Le regard de Jean-Pierre Bastid sur  Je suis - Prix du public du festival.

Jean-Pierre Bastid, cinéaste

RENAISSANCES

Préambule : L’aphasie, handicap méconnu

Les personnes aphasiques ne peuvent plus, ou avec difficulté, parler, comprendre, lire, écrire. Elles n’arrivent plus à nommer des objets, à retrouver le nom des personnes qu’elles connaissent, elles ne peuvent même pas répondre clairement par oui ou par non. L’aphasie porte atteinte à la vie quotidienne des patients et de leurs familles pour converser, téléphoner, regarder la télévision, écouter la radio, lire le journal, écrire des lettres, remplir des formulaires, faire des calculs, se débrouiller dans un lieu inconnu. L’aphasie est le décalage entre l’idée que l’on peut traduire tant bien de mal et celle que l’on veut vraiment exprimer, mais l’aphasique est capable de réfléchir et de communiquer si on l’aide à s’exprimer !

 (Ndlr : Ce texte reprend des éléments de l’entretien avec Emmanuel Finkiel réalisé par Nadia Meflah.)

Concevoir un film traitant de l’aphasie relève du défi : comment faire entendre celui qui ne parle pas ? Comment le penser ? Sachant qu’il n’y a pas d’écriture sans cette dimension plus ou moins discrète de la voix, comment l’écrire ? Et surtout comment filmer ?

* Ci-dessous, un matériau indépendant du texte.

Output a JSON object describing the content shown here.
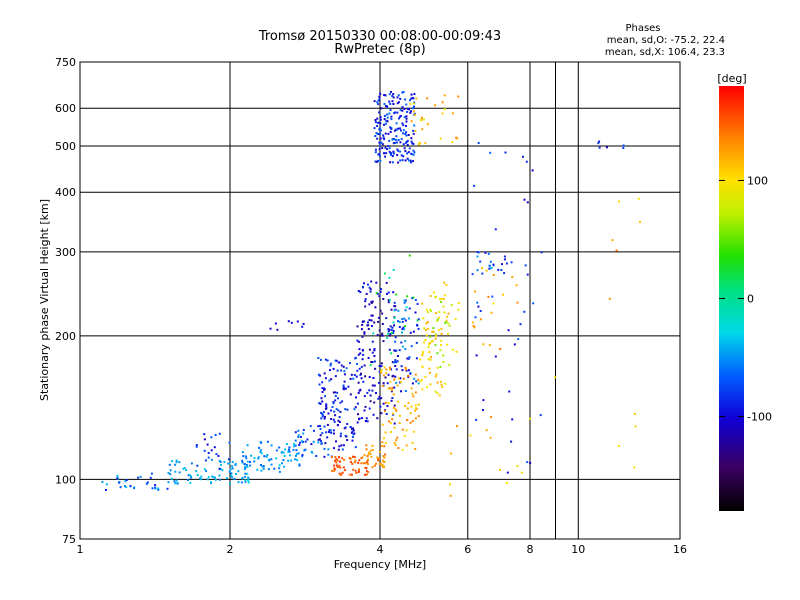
{
  "chart_data": {
    "type": "scatter",
    "title": "Tromsø 20150330 00:08:00-00:09:43",
    "subtitle": "RwPretec (8p)",
    "xlabel": "Frequency [MHz]",
    "ylabel": "Stationary phase Virtual Height [km]",
    "xscale": "log",
    "yscale": "log",
    "xlim": [
      1,
      16
    ],
    "ylim": [
      75,
      750
    ],
    "xticks": [
      1,
      2,
      4,
      6,
      8,
      10,
      16
    ],
    "yticks": [
      75,
      100,
      200,
      300,
      400,
      500,
      600,
      750
    ],
    "x_minor_gridlines": [
      9
    ],
    "grid": true,
    "legend": {
      "heading": "Phases",
      "line1": "mean, sd,O: -75.2, 22.4",
      "line2": "mean, sd,X: 106.4, 23.3",
      "placement": "top-right"
    },
    "colorbar": {
      "label": "[deg]",
      "range": [
        -180,
        180
      ],
      "ticks": [
        100,
        0,
        -100
      ],
      "tick_labels": [
        "100",
        "0",
        "-100"
      ]
    },
    "series": [
      {
        "clusters": [
          {
            "x": [
              1.1,
              1.5
            ],
            "y": [
              95,
              103
            ],
            "phase": [
              -90,
              -30
            ],
            "n": 30
          },
          {
            "x": [
              1.5,
              2.2
            ],
            "y": [
              98,
              110
            ],
            "phase": [
              -60,
              -30
            ],
            "n": 90
          },
          {
            "x": [
              1.7,
              2.0
            ],
            "y": [
              105,
              125
            ],
            "phase": [
              -110,
              -70
            ],
            "n": 20
          },
          {
            "x": [
              2.1,
              2.8
            ],
            "y": [
              103,
              120
            ],
            "phase": [
              -70,
              -30
            ],
            "n": 70
          },
          {
            "x": [
              2.7,
              3.2
            ],
            "y": [
              110,
              130
            ],
            "phase": [
              -100,
              -40
            ],
            "n": 40
          },
          {
            "x": [
              3.0,
              3.6
            ],
            "y": [
              115,
              180
            ],
            "phase": [
              -120,
              -60
            ],
            "n": 140
          },
          {
            "x": [
              3.6,
              4.3
            ],
            "y": [
              130,
              260
            ],
            "phase": [
              -130,
              -80
            ],
            "n": 170
          },
          {
            "x": [
              4.2,
              4.8
            ],
            "y": [
              150,
              240
            ],
            "phase": [
              -110,
              -40
            ],
            "n": 70
          },
          {
            "x": [
              3.9,
              4.7
            ],
            "y": [
              460,
              650
            ],
            "phase": [
              -110,
              -60
            ],
            "n": 200
          },
          {
            "x": [
              2.4,
              2.9
            ],
            "y": [
              205,
              215
            ],
            "phase": [
              -110,
              -80
            ],
            "n": 8
          },
          {
            "x": [
              6.2,
              7.2
            ],
            "y": [
              270,
              300
            ],
            "phase": [
              -100,
              -40
            ],
            "n": 20
          },
          {
            "x": [
              6.0,
              8.5
            ],
            "y": [
              100,
              560
            ],
            "phase": [
              -110,
              -60
            ],
            "n": 40
          },
          {
            "x": [
              10.5,
              12.5
            ],
            "y": [
              495,
              520
            ],
            "phase": [
              -110,
              -70
            ],
            "n": 6
          }
        ]
      },
      {
        "clusters": [
          {
            "x": [
              3.2,
              3.8
            ],
            "y": [
              102,
              112
            ],
            "phase": [
              135,
              165
            ],
            "n": 60
          },
          {
            "x": [
              3.7,
              4.1
            ],
            "y": [
              106,
              118
            ],
            "phase": [
              115,
              150
            ],
            "n": 40
          },
          {
            "x": [
              4.0,
              4.8
            ],
            "y": [
              115,
              175
            ],
            "phase": [
              100,
              140
            ],
            "n": 80
          },
          {
            "x": [
              4.8,
              5.5
            ],
            "y": [
              150,
              260
            ],
            "phase": [
              85,
              125
            ],
            "n": 70
          },
          {
            "x": [
              5.0,
              5.8
            ],
            "y": [
              170,
              250
            ],
            "phase": [
              50,
              110
            ],
            "n": 30
          },
          {
            "x": [
              4.6,
              5.8
            ],
            "y": [
              500,
              640
            ],
            "phase": [
              80,
              140
            ],
            "n": 30
          },
          {
            "x": [
              6.0,
              7.0
            ],
            "y": [
              180,
              280
            ],
            "phase": [
              110,
              150
            ],
            "n": 12
          },
          {
            "x": [
              5.5,
              9.0
            ],
            "y": [
              90,
              300
            ],
            "phase": [
              90,
              140
            ],
            "n": 20
          },
          {
            "x": [
              11.0,
              14.0
            ],
            "y": [
              80,
              520
            ],
            "phase": [
              90,
              150
            ],
            "n": 10
          },
          {
            "x": [
              3.8,
              4.8
            ],
            "y": [
              170,
              300
            ],
            "phase": [
              -20,
              40
            ],
            "n": 20
          }
        ]
      }
    ]
  }
}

Emmanuel Finkiel nous invite à suivre sur les visages de personnes victimes d’un accident cérébral leur combat quotidien pour retrouver leur conscience et leur dignité. Le film suit silencieusement des patients au fil des mois, captant les légers progrès qu’ils font afin de redevenir des personnes à part entière. Toujours à l’affût, sa caméra n’est jamais intrusive, jamais obscène. La meilleure raison en est que le cinéaste, alors qu’il préparait un film de fiction, a été personnellement victime d’un AVC.

Visages et paysages

Le film Je suis donne une vision de l’intérieur, propose des paysages : « J’ai fait un film sur les visages, dit l’auteur. Le paysage du film c’était leurs visages, je ne me lasse jamais des visages, j’aime filmer le visage. »

Il y a le visage douloureux de Chantal, l’épouse et la mère de deux filles, qui s’en veut de ne plus distinguer le journal des lunettes. Autrefois directrice d’une agence bancaire, suite à une lésion cérébrale, elle souffre d’une aphasie qui touche à la fois le versant de la compréhension et le versant de l’expression. Il y a le visage de Christophe, époux aimé, père d’un jeune garçon, victime d’un traumatisme crânien très grave en quête des mots oubliés. Avec dans l’œil cette sidération face à l’horreur, c’est « l’autre Christophe », ce grand jeune homme qui marche. Toujours tendu,  toujours raidi, il cherche le chemin de sa chambre.

Où vas-tu ainsi, grand Christophe, après un mois de coma ?

Des vagues d’amour

Ils sont tous portés par l’amour de leur famille qui ne doutent jamais que ce sont des personnes. Voyez l’implication gigantesque  des parents du « grand » Christophe. Ils sont très présents, très vigilants, ils vont le voir tous les jours : le grand, c’est leur chair, leur sourire. Du plus loin qu’on le voyait, on ne voyait qu’un sourire. Tout le monde le disait. Et eux, ils veulent qu’il soit heureux et ne sachant pas trop comment s’y prendre. Tant qu’il n’y aura pas un dialogue complet avec lui, ça ne me suffira pas, dit son père. Je ne suis pas de la première jeunesse. Qu’est-ce qu’il va devenir ? Mon fils, c’est ma vie.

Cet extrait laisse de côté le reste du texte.